Türkiye Ziraat Odaları Birliği (TZOB) Başkanı Şemsi Bayraktar, Ramazan ayındaki fiyat gelişmelerini, düzenlediği basın toplantısında açıkladı.
Bu yıl büyük bölümü Haziran ayına denk gelen Ramazan ayı boyunca ürün fiyatlarını incelemeye devam ettiklerini vurgulayan Bayraktar, 27 Mayıs-29 Haziran döneminde market fiyatlarında 4 üründe fiyat değişimi olmazken, 18 üründe azalma, 14 üründe ise fiyat artışı meydana geldiğine dikkati çekti. Bayraktar, şu bilgileri verdi:
Markette süt fiyatı değişmedi
“Havuç, kuru soğan, süt ve toz şeker fiyatında değişim görülmedi.
Markette en fazla fiyat düşüşü yüzde 30,23 ile kirazda gerçekleşirken, en fazla fiyat artışı ise yüzde 60,86 ile domateste görüldü.
Üretici fiyatlarında ise 27 Mayıs-29 Haziran döneminde, 10 üründe fiyat değişimi olmadı; 10 üründe azalma, 12 üründe fiyat artışı tespit ettik. Maydanoz, patates, kuru fasulye, nohut, yeşil mercimek, pirinç, kuru kayısı, kuru incir, Antep fıstığı ve zeytinyağı fiyatları değişmeyen ürünler oldu.

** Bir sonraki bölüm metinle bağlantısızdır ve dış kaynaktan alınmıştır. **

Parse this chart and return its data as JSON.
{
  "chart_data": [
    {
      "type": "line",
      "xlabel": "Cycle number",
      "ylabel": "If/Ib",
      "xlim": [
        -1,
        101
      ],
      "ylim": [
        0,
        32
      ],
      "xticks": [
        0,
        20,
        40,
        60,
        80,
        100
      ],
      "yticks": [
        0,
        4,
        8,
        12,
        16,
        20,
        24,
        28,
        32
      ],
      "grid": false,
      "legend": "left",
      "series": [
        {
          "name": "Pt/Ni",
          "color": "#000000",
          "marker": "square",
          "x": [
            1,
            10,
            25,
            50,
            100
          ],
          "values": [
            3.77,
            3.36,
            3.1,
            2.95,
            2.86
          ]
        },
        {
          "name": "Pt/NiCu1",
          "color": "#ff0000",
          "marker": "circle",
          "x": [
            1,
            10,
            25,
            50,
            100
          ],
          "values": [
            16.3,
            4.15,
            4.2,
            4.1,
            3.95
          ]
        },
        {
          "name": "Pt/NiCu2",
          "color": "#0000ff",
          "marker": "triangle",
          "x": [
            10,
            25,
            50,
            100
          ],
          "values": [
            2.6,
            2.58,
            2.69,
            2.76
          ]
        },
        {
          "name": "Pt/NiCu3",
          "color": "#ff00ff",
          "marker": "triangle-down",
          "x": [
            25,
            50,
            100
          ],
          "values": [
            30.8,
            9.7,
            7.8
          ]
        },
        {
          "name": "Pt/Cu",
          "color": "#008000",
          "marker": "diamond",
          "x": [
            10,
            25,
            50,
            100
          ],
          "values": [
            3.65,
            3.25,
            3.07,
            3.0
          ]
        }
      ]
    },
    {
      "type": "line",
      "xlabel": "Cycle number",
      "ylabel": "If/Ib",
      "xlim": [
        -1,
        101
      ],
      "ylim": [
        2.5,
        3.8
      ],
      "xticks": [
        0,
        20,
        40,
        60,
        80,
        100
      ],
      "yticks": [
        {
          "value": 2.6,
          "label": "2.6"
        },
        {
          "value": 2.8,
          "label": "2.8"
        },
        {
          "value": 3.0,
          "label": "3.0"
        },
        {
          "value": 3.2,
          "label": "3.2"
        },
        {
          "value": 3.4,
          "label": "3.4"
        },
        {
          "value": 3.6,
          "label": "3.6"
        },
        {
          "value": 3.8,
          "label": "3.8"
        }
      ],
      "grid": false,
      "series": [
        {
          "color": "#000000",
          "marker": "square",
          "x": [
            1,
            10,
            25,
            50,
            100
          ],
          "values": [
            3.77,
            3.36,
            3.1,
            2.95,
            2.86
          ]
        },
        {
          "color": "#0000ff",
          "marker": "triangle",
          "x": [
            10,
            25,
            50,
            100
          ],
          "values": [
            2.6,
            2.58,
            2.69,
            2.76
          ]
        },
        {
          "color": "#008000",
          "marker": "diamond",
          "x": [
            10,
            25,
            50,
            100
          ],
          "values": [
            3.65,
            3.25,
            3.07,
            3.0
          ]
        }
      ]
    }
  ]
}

Üreticide fiyatı en fazla düşen ürün olan yeşil soğanda düşüş oranı yüzde 34,55’i buldu. En fazla fiyat artışı ise yüzde 82,50 ile kuru soğanda meydana geldi.
Rusya ambargosunun yanı sıra komşu ülkelerde yaşanan karışıklıklarla birlikte kuru soğan fiyatları dibe vurdu. Domates ve sivri biberde, özellikle Akdeniz Bölgesi’ndeki seralarda hasadın sonuna gelinmesi ve tarla ürünlerinin tam olarak piyasaya çıkmaması fiyatları artırmıştır.
Limonda görülen artış mevsimsel olup, arzdaki daralmaya bağlı olarak fiyatlar da arttı. Kuru üzümde ise artan taleple birlikte fiyatlarda artış görüldü.
Patateste üretici fiyatında bir değişiklik görülmemekle birlikte, üreticilerimizin sıkıntıları devam etmektedir. Hali hazırda Afyonkarahisar ve Bursa’da patates hasadı yeni yeni başlamıştır. Çukurova Bölgesi’nde, Ödemiş’te hasadın bitmesine, diğer yerlerde yeni yeni başlamasına rağmen patates fiyatları artmamış 25 kuruşta kalmıştır.
Patates üretimi 4.7 milyon ton olacak
Bu yıl birinci tahmin verilerine göre 4 milyon 700 bin ton patates üretimi beklenmektedir. İlerleyen zamanda hava koşullarının nasıl seyredeceğini ve rekolteyi nasıl etkileyeceğini şimdiden kestirmek mümkün olmamakla birlikte şu anki fiyatlar üreticilerimizi tedirgin etmektedir. Depoya konacak ürünün henüz hasat edilmeye başlanmadığı dikkate alındığında üreticilerimizin patateste pazarlama sorunlarının yaşanmaması için gerekli tedbirler bugünden alınmalıdır.”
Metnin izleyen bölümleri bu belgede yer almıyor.